The Tree of Life

No good tree bears bad fruit, nor does a bad tree bear good fruit. Each tree is recognized by its own fruit (Luke 6:43-44).

[Editor’s Note: CD on the Go begins this week!  Starting on Wednesday, and continuing through Easter, you’ll receive seven CDs each week instead of our usual five—AND each day’s CD will come to you in audio form as well as the familiar text format.  That way, you can listen “on the go” each day: over your morning coffee, walking the dog, jogging, running errands.  Stay tuned!]

We’re working together to better understand what it means to Disagree Deeply, Love Deeper Still. We are weary of our polarizations and echo chambers, burdened by disagreements that keep us fragmented and separated.  We know disagreements are real, and we know Jesus calls us into his love … how do we become the kind of people, and the kind of community, that is actually learning how to “walk the talk”?

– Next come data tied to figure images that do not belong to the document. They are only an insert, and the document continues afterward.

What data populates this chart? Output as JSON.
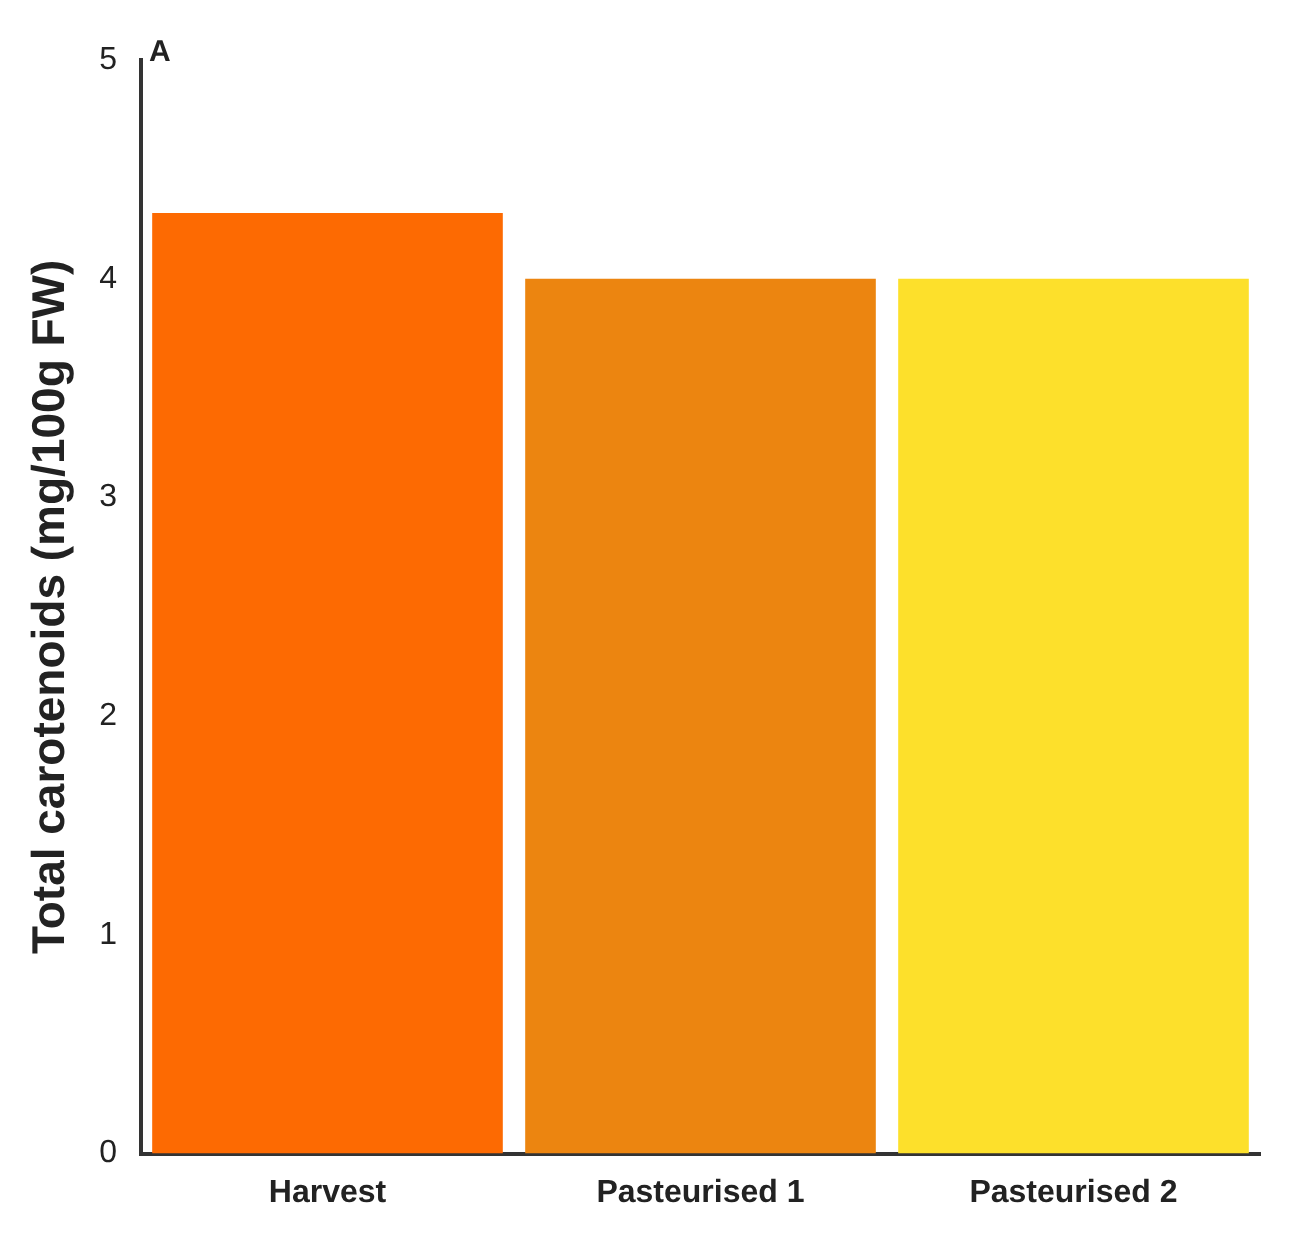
{
  "chart_data": {
    "type": "bar",
    "ylabel": "Total carotenoids (mg/100g FW)",
    "categories": [
      "Harvest",
      "Pasteurised 1",
      "Pasteurised 2"
    ],
    "values": [
      4.3,
      4.0,
      4.0
    ],
    "colors": [
      "#fd6a02",
      "#ec8510",
      "#fde02b"
    ],
    "ylim": [
      0,
      5
    ],
    "yticks": [
      0,
      1,
      2,
      3,
      4,
      5
    ],
    "grid": false,
    "legend": false,
    "annotations": [
      "A"
    ]
  }
}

One of the great mistakes we can make is to turn Jesus into a motivational speaker, exhorting us to try harder and do better.  And probably keeping himself at a safe distance from us until we have proven that we are trying harder and doing better!  So we hear Jesus say, “No good tree bears bad fruit, nor does a bad tree bear good fruit” and immediately assume that Jesus is exhorting us to quit being bad trees and start behaving like good trees.

But when an audience steeped in Scripture hears about a “good tree” and a “bad tree,” where might they go?  Back to the Garden, with its “good tree,” the tree of life, and the “bad tree,” the tree of the knowledge of good and evil.  Adam and Eve were set free to enjoy everything in God’s good Garden, except the “bad tree” – “the day you eat of it, you will die,” God told them.

We are what we eat.  What does feasting on the fruit of the bad tree produce in us?  The insatiable desire to look good, feel good, be right, be in control … the deception that I am fully capable of always exactly discerning exactly where the line runs that separates truth from falsehood, good from evil, beauty from ugliness.  Feeding on the fruit from the bad tree makes me think that life is readily divisible into black-and-white; that because I know myself to be on the side of the angels, to differ with me puts you on the other side; that to disagree with me is to disagree with God.  We might never say it quite this baldly, but we sure can act it out!

You know what happened to Adam and Eve: exiled from the Garden (but not from God), with the way to the tree of life blocked by shining cherubim.

Until the Tree of Life shows up in person, as a person, in the person of Jesus.  His answer to all the death-dealing meals we cook up from all our bad-tree-fruit recipes is not advice or exhortation or rebuke or even his perfect example.  The Tree of Life willingly embraces the dead wood of a cross, not because he needs to die or deserves to die, but because we need to and we deserve to.  His death puts to death all the death flowing from the bad tree.

And that death, and the resurrection that follows on the third day, opens up a new way for all us bad trees, for all us thorn bushes and brier thickets.  A Seed is sown into the dead soil, and that Seed grows and produces its own kind of fruit, the fruit of the Tree of Life.

The answer for all us thorn bushes, brier thickets and bad trees is not to try harder.  The answer is to “die” and be replanted, to be “cut down” and sown anew with a different seed than the seed of death that hides in every piece of fruit produced by the tree of the knowledge of good and evil.

“Out of the overflow of the heart the mouth speaks.”  You can tell which tree I’m feeding from by simply listening to me.  And when you hear the evidence of a bad diet, don’t admonish me to do better; lead me to the Tree of Life.

The fruit of the “bad tree” sounds like look good, feel good, be right, be in control, know-it-all, critical spirit and having a long “enemies list.” Is there some repentance work that needs doing in your heart?

What is one way you could practice coming to the Tree of Life instead of beating up on yourself or on others?